The colony thrived for a long time, and accumulated quite a stock of limestone. But at last a change came: there was a great rush of muddy water from the land, and all the Favosites died, leaving only a stony skeleton to prove that industrious Polyps had ever existed there.

This skeleton remained undisturbed for ages, until the earth began to rise inch by inch out of the water. Then our Favosites' home rose above the deep, and with it came all that was left of its old acquaintances the Trilobites, who were the ancestors of our crabs and lobsters.

Trilobite

Then the first fishes made their appearance, great fierce-looking fellows like the gar pike of our lakes, but larger, and armed with scales as hard as the armour of a crocodile. Next came the sharks, as savage and voracious as they now are, with teeth like knives. But the time of these old fishes and of many more animals came and went, and still the home of the Favosites lay in the ground.

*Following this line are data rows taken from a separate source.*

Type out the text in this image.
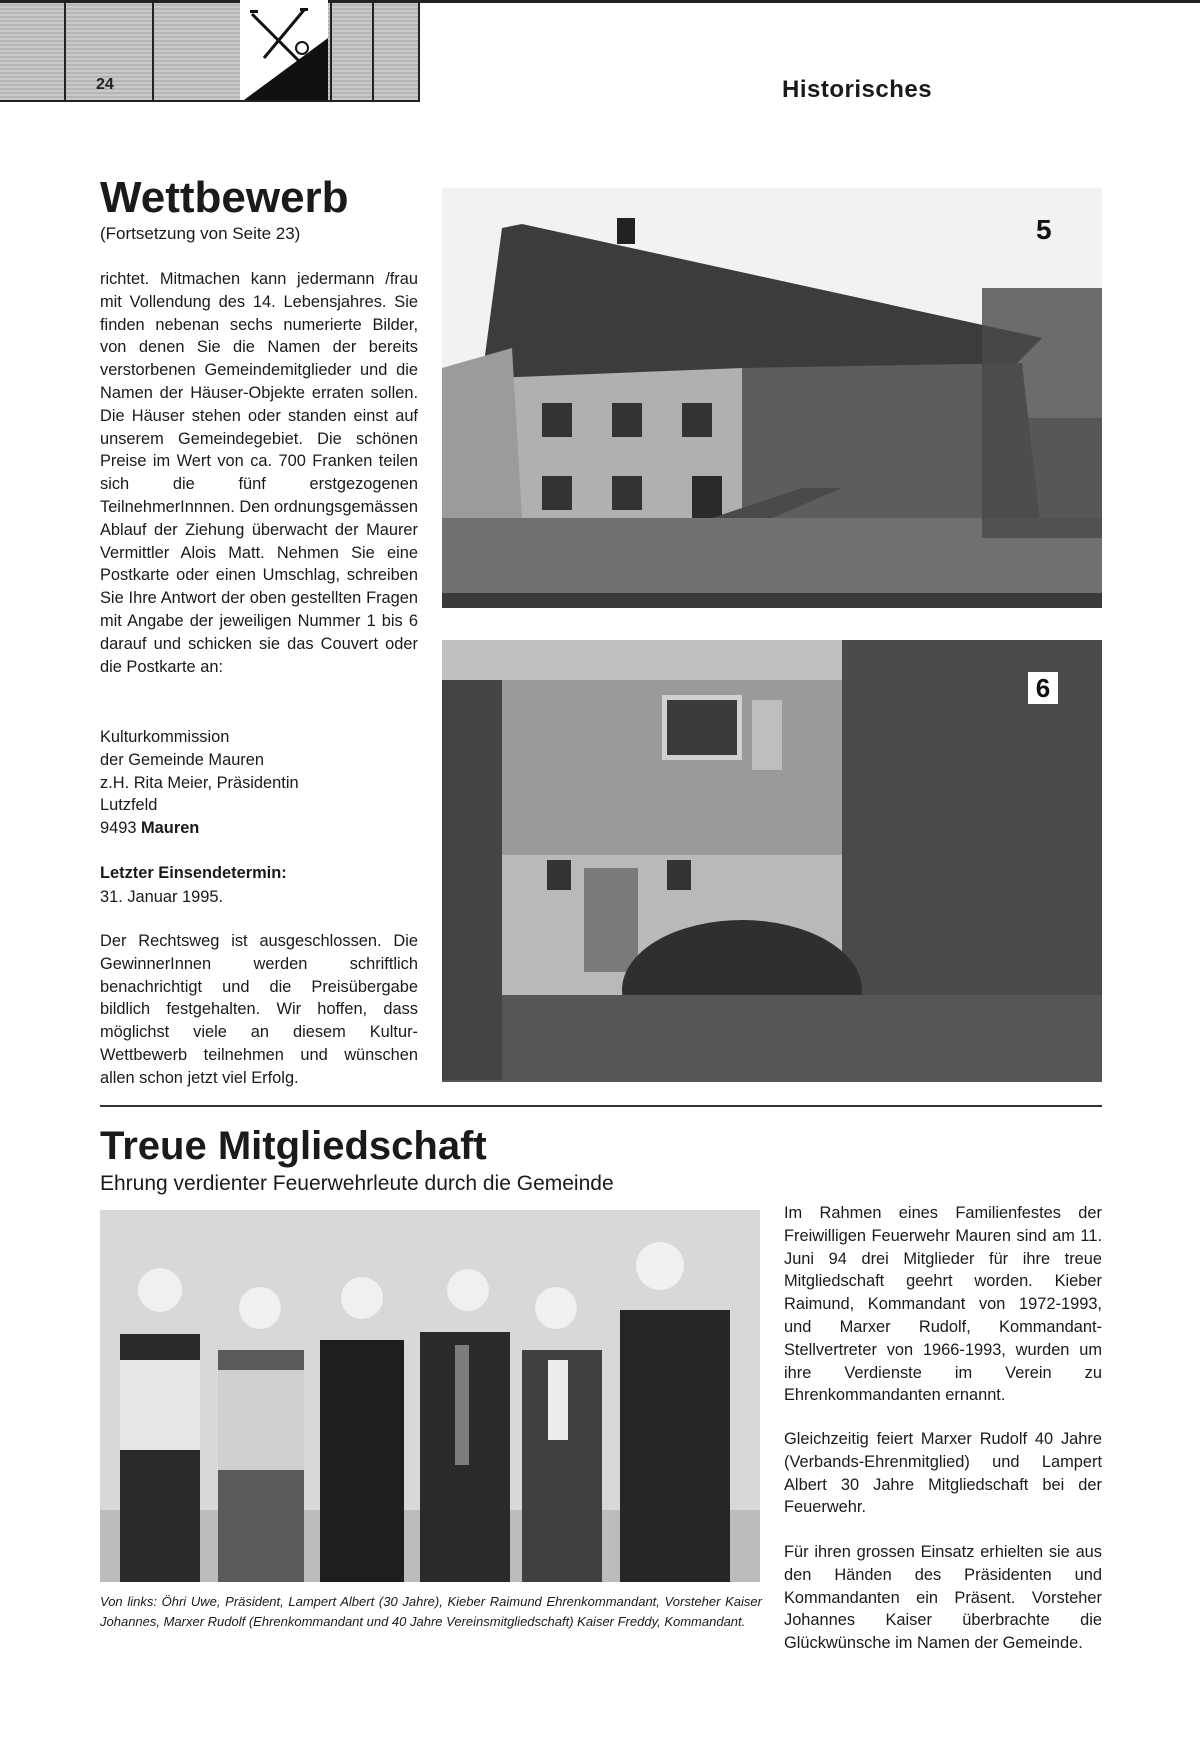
24	Historisches
Wettbewerb
(Fortsetzung von Seite 23)

richtet. Mitmachen kann jedermann /frau mit Vollendung des 14. Lebensjahres. Sie finden nebenan sechs numerierte Bilder, von denen Sie die Namen der bereits verstorbenen Gemeindemitglieder und die Namen der Häuser-Objekte erraten sollen. Die Häuser stehen oder standen einst auf unserem Gemeindegebiet. Die schönen Preise im Wert von ca. 700 Franken teilen sich die fünf erstgezogenen TeilnehmerInnnen. Den ordnungsgemässen Ablauf der Ziehung überwacht der Maurer Vermittler Alois Matt. Nehmen Sie eine Postkarte oder einen Umschlag, schreiben Sie Ihre Antwort der oben gestellten Fragen mit Angabe der jeweiligen Nummer 1 bis 6 darauf und schicken sie das Couvert oder die Postkarte an:

Kulturkommission
der Gemeinde Mauren
z.H. Rita Meier, Präsidentin
Lutzfeld
9493 Mauren
Letzter Einsendetermin:
31. Januar 1995.

Der Rechtsweg ist ausgeschlossen. Die GewinnerInnen werden schriftlich benachrichtigt und die Preisübergabe bildlich festgehalten. Wir hoffen, dass möglichst viele an diesem Kultur-Wettbewerb teilnehmen und wünschen allen schon jetzt viel Erfolg.

5
6
Treue Mitgliedschaft
Ehrung verdienter Feuerwehrleute durch die Gemeinde

Von links: Öhri Uwe, Präsident, Lampert Albert (30 Jahre), Kieber Raimund Ehrenkommandant, Vorsteher Kaiser Johannes, Marxer Rudolf (Ehrenkommandant und 40 Jahre Vereinsmitgliedschaft) Kaiser Freddy, Kommandant.

Im Rahmen eines Familienfestes der Freiwilligen Feuerwehr Mauren sind am 11. Juni 94 drei Mitglieder für ihre treue Mitgliedschaft geehrt worden. Kieber Raimund, Kommandant von 1972-1993, und Marxer Rudolf, Kommandant-Stellvertreter von 1966-1993, wurden um ihre Verdienste im Verein zu Ehrenkommandanten ernannt.

Gleichzeitig feiert Marxer Rudolf 40 Jahre (Verbands-Ehrenmitglied) und Lampert Albert 30 Jahre Mitgliedschaft bei der Feuerwehr.

Für ihren grossen Einsatz erhielten sie aus den Händen des Präsidenten und Kommandanten ein Präsent. Vorsteher Johannes Kaiser überbrachte die Glückwünsche im Namen der Gemeinde.
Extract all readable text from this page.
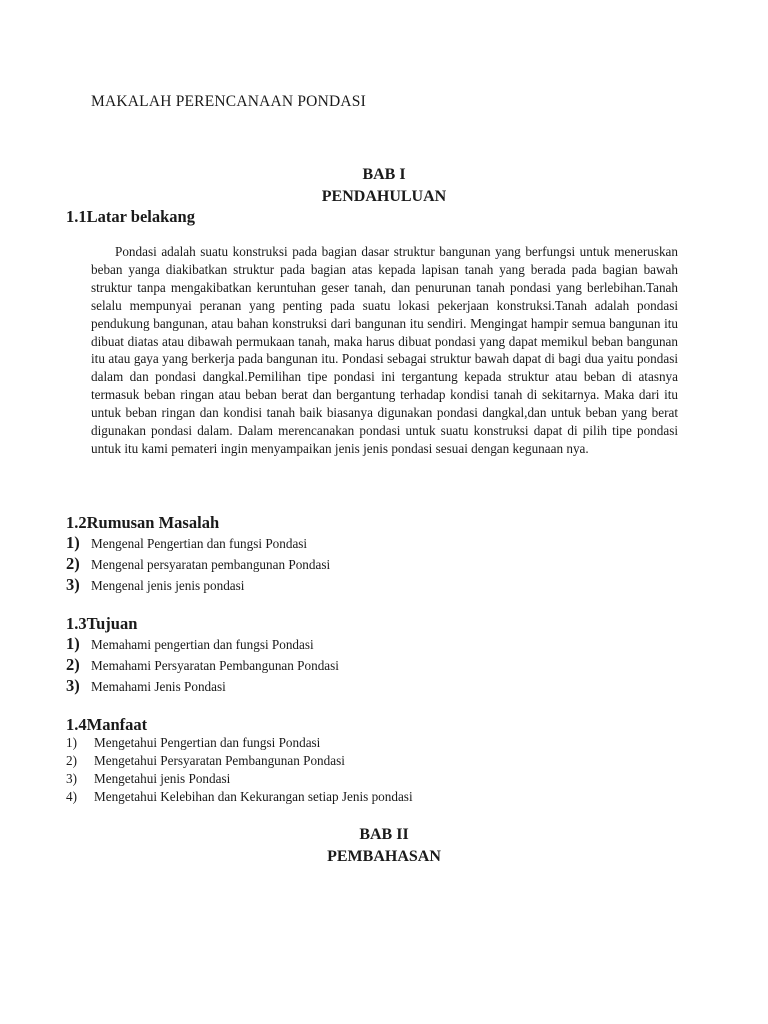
MAKALAH PERENCANAAN PONDASI
BAB I
PENDAHULUAN
1.1Latar belakang

Pondasi adalah suatu konstruksi pada bagian dasar struktur bangunan yang berfungsi untuk meneruskan beban yanga diakibatkan struktur pada bagian atas kepada lapisan tanah yang berada pada bagian bawah struktur tanpa mengakibatkan keruntuhan geser tanah, dan penurunan tanah pondasi yang berlebihan.Tanah selalu mempunyai peranan yang penting pada suatu lokasi pekerjaan konstruksi.Tanah adalah pondasi pendukung bangunan, atau bahan konstruksi dari bangunan itu sendiri. Mengingat hampir semua bangunan itu dibuat diatas atau dibawah permukaan tanah, maka harus dibuat pondasi yang dapat memikul beban bangunan itu atau gaya yang berkerja pada bangunan itu. Pondasi sebagai struktur bawah dapat di bagi dua yaitu pondasi dalam dan pondasi dangkal.Pemilihan tipe pondasi ini tergantung kepada struktur atau beban di atasnya termasuk beban ringan atau beban berat dan bergantung terhadap kondisi tanah di sekitarnya. Maka dari itu untuk beban ringan dan kondisi tanah baik biasanya digunakan pondasi dangkal,dan untuk beban yang berat digunakan pondasi dalam. Dalam merencanakan pondasi untuk suatu konstruksi dapat di pilih tipe pondasi untuk itu kami pemateri ingin menyampaikan jenis jenis pondasi sesuai dengan kegunaan nya.

1.2Rumusan Masalah
1) Mengenal Pengertian dan fungsi Pondasi
2) Mengenal persyaratan pembangunan Pondasi
3) Mengenal jenis jenis pondasi
1.3Tujuan
1) Memahami pengertian dan fungsi Pondasi
2) Memahami Persyaratan Pembangunan Pondasi
3) Memahami Jenis Pondasi
1.4Manfaat
1)	Mengetahui Pengertian dan fungsi Pondasi
2)	Mengetahui Persyaratan Pembangunan Pondasi
3)	Mengetahui jenis Pondasi
4)	Mengetahui Kelebihan dan Kekurangan setiap Jenis pondasi
BAB II
PEMBAHASAN
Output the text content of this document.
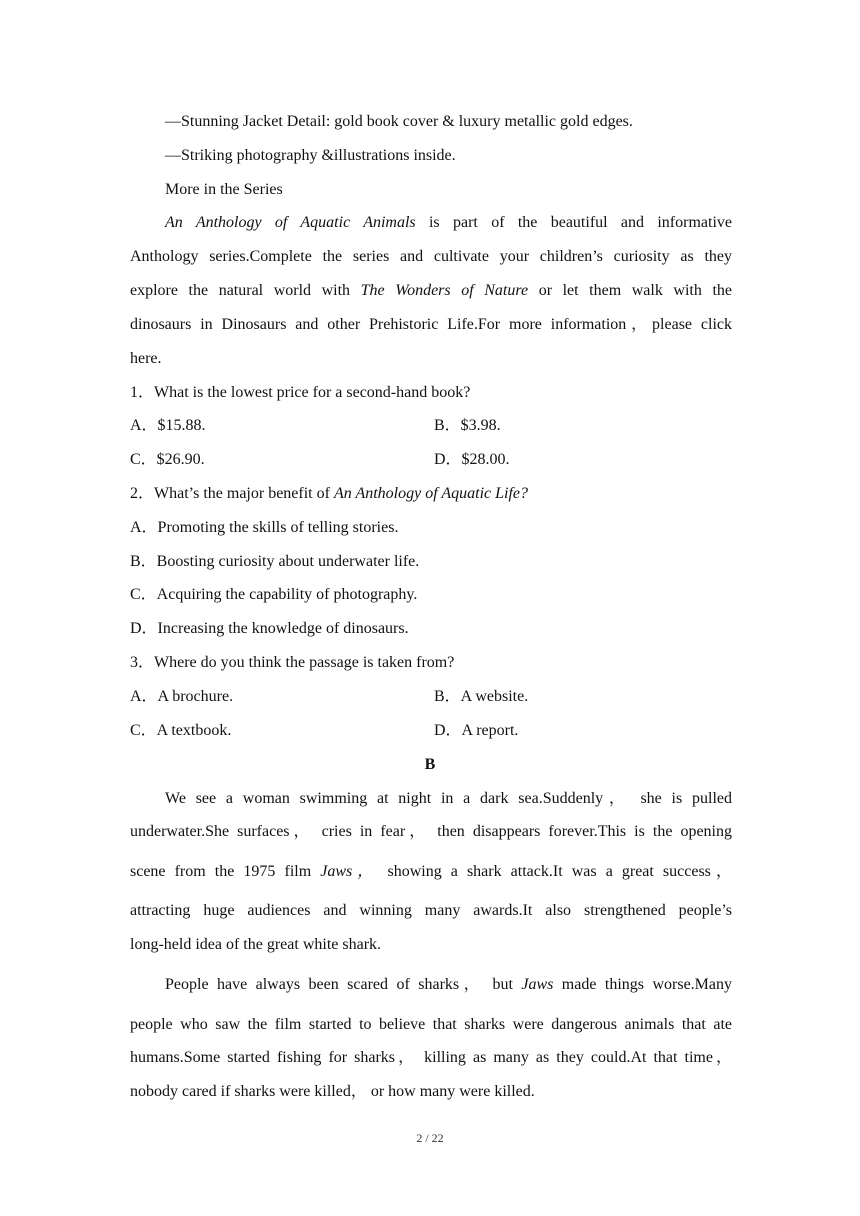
—Stunning Jacket Detail: gold book cover & luxury metallic gold edges.
—Striking photography &illustrations inside.
More in the Series
An Anthology of Aquatic Animals is part of the beautiful and informative
Anthology series.Complete the series and cultivate your children’s curiosity as they
explore the natural world with The Wonders of Nature or let them walk with the
dinosaurs in Dinosaurs and other Prehistoric Life.For more information，please click
here.
1．What is the lowest price for a second-hand book?
A．$15.88.	B．$3.98.
C．$26.90.	D．$28.00.
2．What’s the major benefit of An Anthology of Aquatic Life?
A．Promoting the skills of telling stories.
B．Boosting curiosity about underwater life.
C．Acquiring the capability of photography.
D．Increasing the knowledge of dinosaurs.
3．Where do you think the passage is taken from?
A．A brochure.	B．A website.
C．A textbook.	D．A report.
B
We see a woman swimming at night in a dark sea.Suddenly， she is pulled
underwater.She surfaces， cries in fear， then disappears forever.This is the opening
scene from the 1975 film Jaws， showing a shark attack.It was a great success，
attracting huge audiences and winning many awards.It also strengthened people’s
long-held idea of the great white shark.
People have always been scared of sharks， but Jaws made things worse.Many
people who saw the film started to believe that sharks were dangerous animals that ate
humans.Some started fishing for sharks， killing as many as they could.At that time，
nobody cared if sharks were killed， or how many were killed.
2 / 22
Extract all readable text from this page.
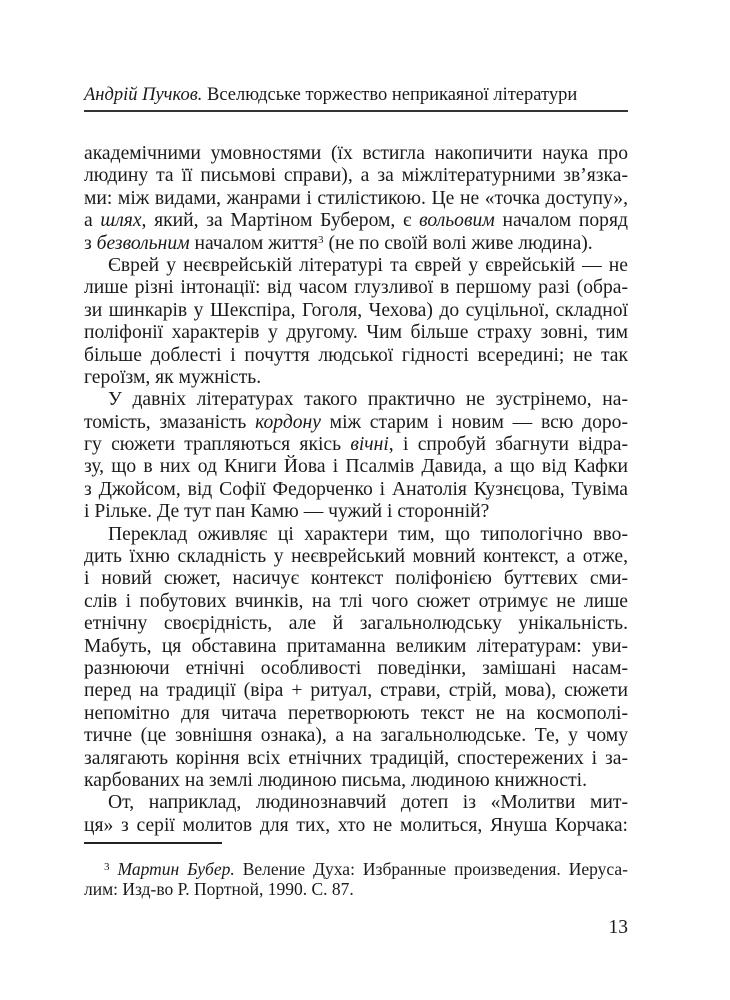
Андрій Пучков. Вселюдське торжество неприкаяної літератури
академічними умовностями (їх встигла накопичити наука про
людину та її письмові справи), а за міжлітературними зв’язка-
ми: між видами, жанрами і стилістикою. Це не «точка доступу»,
а шлях, який, за Мартіном Бубером, є вольовим началом поряд
з безвольним началом життя$^3$ (не по своїй волі живе людина).
Єврей у неєврейській літературі та єврей у єврейській — не
лише різні інтонації: від часом глузливої в першому разі (обра-
зи шинкарів у Шекспіра, Гоголя, Чехова) до суцільної, складної
поліфонії характерів у другому. Чим більше страху зовні, тим
більше доблесті і почуття людської гідності всередині; не так
героїзм, як мужність.
У давніх літературах такого практично не зустрінемо, на-
томість, змазаність кордону між старим і новим — всю доро-
гу сюжети трапляються якісь вічні, і спробуй збагнути відра-
зу, що в них од Книги Йова і Псалмів Давида, а що від Кафки
з Джойсом, від Софії Федорченко і Анатолія Кузнєцова, Тувіма
і Рільке. Де тут пан Камю — чужий і сторонній?
Переклад оживляє ці характери тим, що типологічно вво-
дить їхню складність у неєврейський мовний контекст, а отже,
і новий сюжет, насичує контекст поліфонією буттєвих сми-
слів і побутових вчинків, на тлі чого сюжет отримує не лише
етнічну своєрідність, але й загальнолюдську унікальність.
Мабуть, ця обставина притаманна великим літературам: уви-
разнюючи етнічні особливості поведінки, замішані насам-
перед на традиції (віра + ритуал, страви, стрій, мова), сюжети
непомітно для читача перетворюють текст не на космополі-
тичне (це зовнішня ознака), а на загальнолюдське. Те, у чому
залягають коріння всіх етнічних традицій, спостережених і за-
карбованих на землі людиною письма, людиною книжності.
От, наприклад, людинознавчий дотеп із «Молитви мит-
ця» з серії молитов для тих, хто не молиться, Януша Корчака:
$^3$ Мартин Бубер. Веление Духа: Избранные произведения. Иеруса-
лим: Изд-во Р. Портной, 1990. С. 87.
13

Then came the long, hot, damp epoch, when thick mists hung over the earth, and great ferns and rushes, as stout as an oak and as tall as a steeple, grew in Nova Scotia, in Pennsylvania, and in other parts of America where coal is now found. Huge reptiles, with enormous jaws and teeth like cross-cut saws, and smaller ones with wings like bats, next appeared and added to the strangeness of the scene.

But the reptiles died; the ferns and the rush-trees fell into their native swamps, and were covered up and packed away under great layers of clay and sand brought down by the rivers, till at last they were turned into coal, forming for us, what someone has called, beds of petrified sunshine. But all this while the skeleton of the Favosites lay undisturbed.